When it is not at all surprising that employers give a lot of credit for Canadian experience than Canadian education, it is very astonishing that applicants’ names play also an important role. Call back rate for interviews dives down by 40 percent from a Canadian resume with an English sounding name (16%) to the same resume with an ethnic sounding name (11%). The gap can’t simply be ignored since unemployment rate is high among immigrants and educated immigrants are more likely to be underemployed, deskilled and work in low-paying jobs. The setback in having ethnic names is not only a concern for immigrants but other Canadians with ethnic names, who have hundred percent Canadian credential and experience. The study also showed that jobs that need more communication skills in speaking and writing are more likely to lead employers to put aside resumes with ethnic names. Employers tend to think that applicant with ethnic names might fall short in communicating in English or French even if it is clearly indicated on the resumes that the applicant is fluent speaker of one or two of the official languages. This demonstrates how racial discrimination works in the job market, making the employment equity statement on most vacancy ads an ideal shenanigan. reported a similar pattern in UK where undercover civil servants conducted the same kind of experiment. Applicant who appeared to be white have to send 9 application in average before getting a positive response while those with ethnic names have to do so at least 16 times. Sometimes back, similar results were also documented in US in a research that compared black vs white sounding names.

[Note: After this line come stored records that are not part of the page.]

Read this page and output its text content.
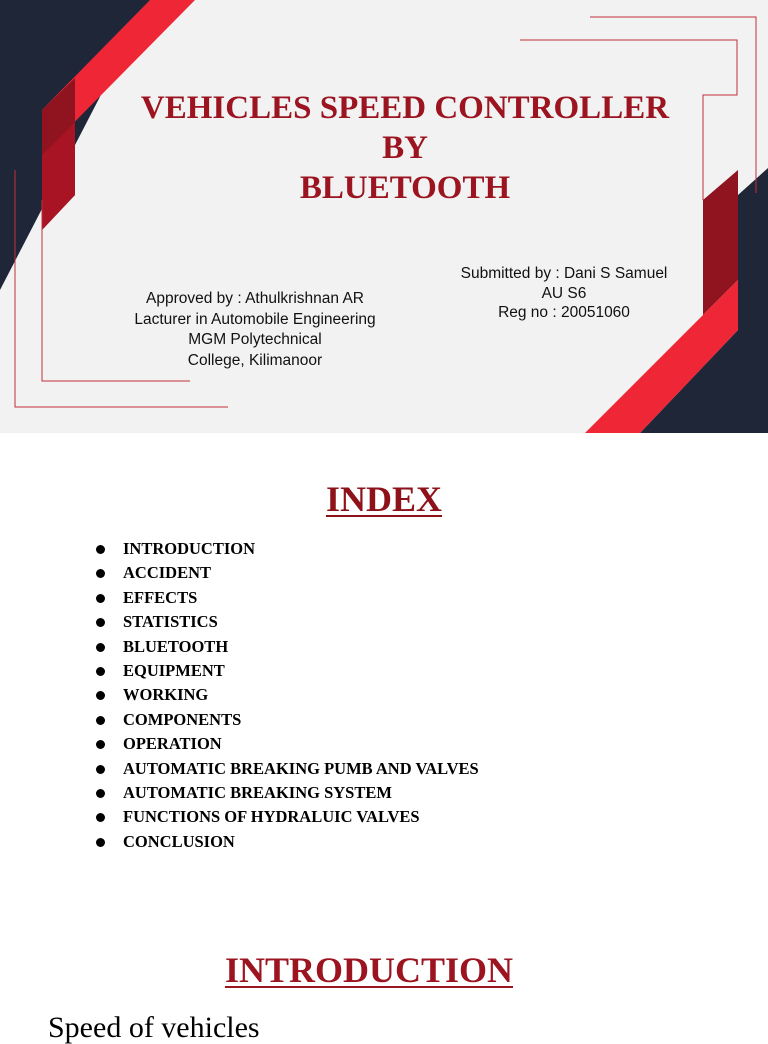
VEHICLES SPEED CONTROLLER
BY
BLUETOOTH
Approved by : Athulkrishnan AR
Lacturer in Automobile Engineering
MGM Polytechnical
College, Kilimanoor
Submitted by : Dani S Samuel
AU S6
Reg no : 20051060
INDEX
INTRODUCTION
ACCIDENT
EFFECTS
STATISTICS
BLUETOOTH
EQUIPMENT
WORKING
COMPONENTS
OPERATION
AUTOMATIC BREAKING PUMB AND VALVES
AUTOMATIC BREAKING SYSTEM
FUNCTIONS OF HYDRALUIC VALVES
CONCLUSION
INTRODUCTION
Speed of vehicles
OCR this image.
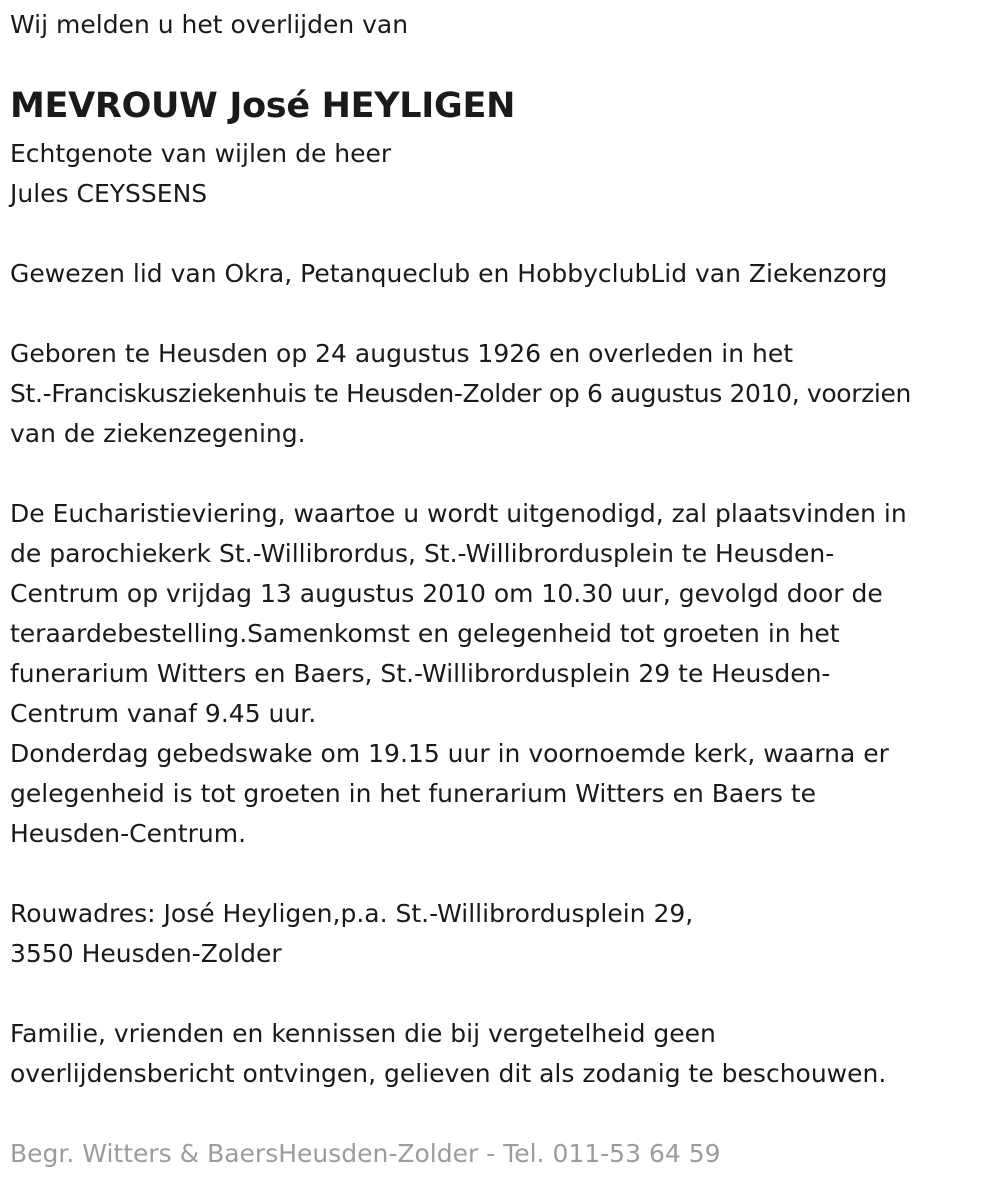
Wij melden u het overlijden van

MEVROUW José HEYLIGEN

Echtgenote van wijlen de heer

Jules CEYSSENS

Gewezen lid van Okra, Petanqueclub en HobbyclubLid van Ziekenzorg

Geboren te Heusden op 24 augustus 1926 en overleden in het

St.-Franciskusziekenhuis te Heusden-Zolder op 6 augustus 2010, voorzien

van de ziekenzegening.

De Eucharistieviering, waartoe u wordt uitgenodigd, zal plaatsvinden in

de parochiekerk St.-Willibrordus, St.-Willibrordusplein te Heusden-

Centrum op vrijdag 13 augustus 2010 om 10.30 uur, gevolgd door de

teraardebestelling.Samenkomst en gelegenheid tot groeten in het

funerarium Witters en Baers, St.-Willibrordusplein 29 te Heusden-

Centrum vanaf 9.45 uur.

Donderdag gebedswake om 19.15 uur in voornoemde kerk, waarna er

gelegenheid is tot groeten in het funerarium Witters en Baers te

Heusden-Centrum.

Rouwadres: José Heyligen,p.a. St.-Willibrordusplein 29,

3550 Heusden-Zolder

Familie, vrienden en kennissen die bij vergetelheid geen

overlijdensbericht ontvingen, gelieven dit als zodanig te beschouwen.

Begr. Witters & BaersHeusden-Zolder - Tel. 011-53 64 59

If Canada has to benefit from immigration, this issue should never be overlooked. Work is the first important aspect of integration that will benefit both the host country and the immigrant. Not only concerning the name issue, but also the general mindset of employers should be changed, which might be possible in different workplace diversity and inclusion training. Discrimination does not only hurt the person who is being discriminated against but the society in general by creating an alienated group, which in turn makes a fallacy in terms of why immigration is needed in the first place.  The solution for this of course should go deeper than proposing a nameless application for job openings. At a time like this challenged by the recession, the competition is high and dire. What this indicates is that if you are an immigrant job seeker, your personalized job search strategy might have to start at the very top of your resume. 

Yohana Otite

Yohana Otite is the co-founder of BornBlack and writers on issues that revolve around the intersection of race, gender and class. Yohana also manages the Hamilton DiverseCity onBoard program at Hamilton Centre for Civic Inclusion.